In 1843, senior civil servant Henry Cole wanted to get more people using the post. Three years earlier he had helped found the Penny Post, the system which meant a letter could be sent for the price of a penny instead of the previously hefty postage fees which only the rich had been able to afford. Now Henry wanted to give ordinary people more reasons to connect with each other through the post. And here lighting struck – or perhaps, à la Isaac Newton and his apple, he was standing under one of those trendy new German imports, a Christmas tree, and a bauble bounced on his bonce. Or perhaps not. But what definitely did happen is that he decided to team up with painter pal John Callcott Horsley to design the first commercial Christmas cards.
The first commercial Christmas card, designed by Sir Henry Cole and John Callcott Horsley
John’s illustration featured charitable people helping the poor on the left and right of the card, with a central image of a family raising a glass of wine to the card’s recipient but – RING THE VICTORIAN MORAL OUTRAGE ALARM! – the kids were guzzling the vino too! Some of the public were apparently not best pleased with this. Though it didn’t seem to harm sales as the modest batch of 2000 cards Henry printed all sold out. And a new Christmas tradition was born.

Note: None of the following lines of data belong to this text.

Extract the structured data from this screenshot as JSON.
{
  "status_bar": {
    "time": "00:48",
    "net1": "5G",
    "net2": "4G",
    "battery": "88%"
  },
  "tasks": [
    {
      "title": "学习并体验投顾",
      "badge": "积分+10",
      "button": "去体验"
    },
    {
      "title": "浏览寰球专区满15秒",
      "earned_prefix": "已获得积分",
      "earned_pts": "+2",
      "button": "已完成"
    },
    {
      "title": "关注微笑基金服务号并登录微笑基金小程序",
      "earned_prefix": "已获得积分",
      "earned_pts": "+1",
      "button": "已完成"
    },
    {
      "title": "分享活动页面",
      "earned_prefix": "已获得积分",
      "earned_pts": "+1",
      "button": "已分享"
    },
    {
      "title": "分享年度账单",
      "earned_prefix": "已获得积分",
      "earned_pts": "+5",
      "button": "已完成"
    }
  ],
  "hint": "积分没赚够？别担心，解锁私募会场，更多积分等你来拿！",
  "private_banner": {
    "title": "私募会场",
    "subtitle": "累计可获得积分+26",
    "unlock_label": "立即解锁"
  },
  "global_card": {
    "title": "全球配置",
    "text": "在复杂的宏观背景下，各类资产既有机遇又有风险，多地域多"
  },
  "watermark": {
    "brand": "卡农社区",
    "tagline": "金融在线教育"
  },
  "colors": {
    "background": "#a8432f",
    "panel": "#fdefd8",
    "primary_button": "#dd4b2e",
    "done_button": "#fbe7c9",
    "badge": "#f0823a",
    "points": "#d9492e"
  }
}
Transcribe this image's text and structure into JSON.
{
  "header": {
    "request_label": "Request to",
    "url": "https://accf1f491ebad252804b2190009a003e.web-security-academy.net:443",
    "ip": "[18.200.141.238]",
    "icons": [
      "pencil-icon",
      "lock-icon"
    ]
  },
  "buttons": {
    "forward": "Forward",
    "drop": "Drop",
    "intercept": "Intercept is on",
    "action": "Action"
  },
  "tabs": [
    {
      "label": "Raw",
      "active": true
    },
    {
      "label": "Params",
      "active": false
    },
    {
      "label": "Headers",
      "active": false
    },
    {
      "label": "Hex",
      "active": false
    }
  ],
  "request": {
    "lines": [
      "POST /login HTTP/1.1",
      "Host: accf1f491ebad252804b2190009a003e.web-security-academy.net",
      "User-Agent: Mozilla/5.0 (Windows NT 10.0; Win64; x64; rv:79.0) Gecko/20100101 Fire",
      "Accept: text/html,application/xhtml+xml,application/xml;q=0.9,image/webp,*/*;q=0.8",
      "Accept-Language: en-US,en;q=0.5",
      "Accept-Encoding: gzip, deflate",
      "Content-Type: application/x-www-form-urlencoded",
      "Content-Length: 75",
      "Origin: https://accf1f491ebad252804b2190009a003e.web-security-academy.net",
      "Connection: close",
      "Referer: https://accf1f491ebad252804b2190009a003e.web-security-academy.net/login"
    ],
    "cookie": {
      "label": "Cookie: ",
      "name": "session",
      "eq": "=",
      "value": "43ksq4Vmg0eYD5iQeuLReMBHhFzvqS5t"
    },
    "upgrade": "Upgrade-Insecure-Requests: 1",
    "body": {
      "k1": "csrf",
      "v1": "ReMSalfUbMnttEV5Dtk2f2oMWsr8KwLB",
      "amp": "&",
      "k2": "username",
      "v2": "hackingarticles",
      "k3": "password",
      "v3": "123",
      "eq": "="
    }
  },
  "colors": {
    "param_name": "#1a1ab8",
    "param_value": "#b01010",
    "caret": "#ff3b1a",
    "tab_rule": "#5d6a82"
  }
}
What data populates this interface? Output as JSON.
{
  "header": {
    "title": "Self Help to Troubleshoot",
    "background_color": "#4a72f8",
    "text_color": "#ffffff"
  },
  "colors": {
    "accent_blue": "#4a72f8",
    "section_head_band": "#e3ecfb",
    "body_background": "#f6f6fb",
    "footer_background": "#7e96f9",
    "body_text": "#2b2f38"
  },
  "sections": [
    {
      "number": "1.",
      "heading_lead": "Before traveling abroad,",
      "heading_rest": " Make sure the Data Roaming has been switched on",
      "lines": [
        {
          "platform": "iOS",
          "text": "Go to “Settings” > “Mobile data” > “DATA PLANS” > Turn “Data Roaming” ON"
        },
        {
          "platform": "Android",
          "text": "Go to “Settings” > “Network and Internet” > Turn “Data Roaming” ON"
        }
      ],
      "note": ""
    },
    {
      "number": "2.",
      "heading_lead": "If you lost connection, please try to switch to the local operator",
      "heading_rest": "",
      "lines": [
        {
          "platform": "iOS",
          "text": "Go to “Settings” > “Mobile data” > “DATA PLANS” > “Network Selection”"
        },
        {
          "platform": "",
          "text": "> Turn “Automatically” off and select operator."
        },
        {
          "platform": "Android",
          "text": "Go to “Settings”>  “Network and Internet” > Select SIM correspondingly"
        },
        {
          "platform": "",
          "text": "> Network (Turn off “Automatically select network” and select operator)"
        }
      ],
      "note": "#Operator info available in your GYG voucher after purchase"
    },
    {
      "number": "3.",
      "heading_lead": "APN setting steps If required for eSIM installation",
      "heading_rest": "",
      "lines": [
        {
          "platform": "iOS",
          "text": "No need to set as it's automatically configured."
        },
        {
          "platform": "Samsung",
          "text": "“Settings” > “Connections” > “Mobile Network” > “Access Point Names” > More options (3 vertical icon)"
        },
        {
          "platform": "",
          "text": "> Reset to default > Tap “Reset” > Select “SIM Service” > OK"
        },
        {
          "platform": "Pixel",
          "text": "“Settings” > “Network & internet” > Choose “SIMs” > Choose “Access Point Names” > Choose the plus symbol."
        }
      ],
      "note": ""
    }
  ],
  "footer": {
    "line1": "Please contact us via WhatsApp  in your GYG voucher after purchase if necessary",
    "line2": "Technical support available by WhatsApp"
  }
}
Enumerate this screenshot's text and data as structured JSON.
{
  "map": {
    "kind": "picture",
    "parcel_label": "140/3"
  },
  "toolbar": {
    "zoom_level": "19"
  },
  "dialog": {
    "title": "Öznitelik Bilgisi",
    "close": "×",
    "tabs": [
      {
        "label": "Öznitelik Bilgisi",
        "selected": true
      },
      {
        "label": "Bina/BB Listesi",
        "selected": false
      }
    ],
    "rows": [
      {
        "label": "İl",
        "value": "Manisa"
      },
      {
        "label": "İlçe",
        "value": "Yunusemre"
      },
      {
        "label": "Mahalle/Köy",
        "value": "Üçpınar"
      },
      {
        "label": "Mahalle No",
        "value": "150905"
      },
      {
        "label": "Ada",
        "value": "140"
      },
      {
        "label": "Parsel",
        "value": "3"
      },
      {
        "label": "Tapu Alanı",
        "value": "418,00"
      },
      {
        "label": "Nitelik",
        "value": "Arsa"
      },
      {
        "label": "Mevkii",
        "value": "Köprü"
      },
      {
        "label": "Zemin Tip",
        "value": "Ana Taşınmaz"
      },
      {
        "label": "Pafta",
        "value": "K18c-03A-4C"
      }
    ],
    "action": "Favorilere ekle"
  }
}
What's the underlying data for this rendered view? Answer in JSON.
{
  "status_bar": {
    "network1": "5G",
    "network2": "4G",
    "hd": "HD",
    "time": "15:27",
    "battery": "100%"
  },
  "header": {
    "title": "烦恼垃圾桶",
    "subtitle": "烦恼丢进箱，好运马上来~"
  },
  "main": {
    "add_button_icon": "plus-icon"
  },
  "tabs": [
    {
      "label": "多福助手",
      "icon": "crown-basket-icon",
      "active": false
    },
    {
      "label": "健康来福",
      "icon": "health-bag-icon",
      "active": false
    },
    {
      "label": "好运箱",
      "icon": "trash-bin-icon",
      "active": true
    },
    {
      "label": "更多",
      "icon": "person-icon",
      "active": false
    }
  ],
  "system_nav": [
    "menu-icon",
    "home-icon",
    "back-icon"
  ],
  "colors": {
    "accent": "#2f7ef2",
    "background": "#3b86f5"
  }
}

Throughout the 19th century, as the post became cheaper across Europe and the US, and printing processes easier, the trend grew and spread across the world. In Britain, images of juvenile winos lost out in the fashionable card stakes to winter wonderland scenes, in memory of the snow that enveloped the country in the Christmas of 1836. Robins were also popular, though not for reasons you may have realized: in the mid-1800s, postmen wore red waistcoats and so those cheeky Victorian ragamuffins nicknamed them Robin Redbreasts – the robins pictured on cards represented the men carrying them in their sacks.
Annie Oakley, sharpest shooter in the West
But what about personalized holiday cards? Something which is close to our hearts at Papier. Apparently it was celebrity sharpshooter Annie Oakley, international star of Buffalo Bill’s Wild West show who sent the first ones. Whilst on tour in Scotland during Christmas 1891 she had a photo of herself taken in a kilt, designed a card featuring the image and had them printed by a local printer. Then she sent them to her friends and family back home in the States. Now when you design your Papier Christmas photo cards you can think to yourself that you’re following in the footsteps of Annie.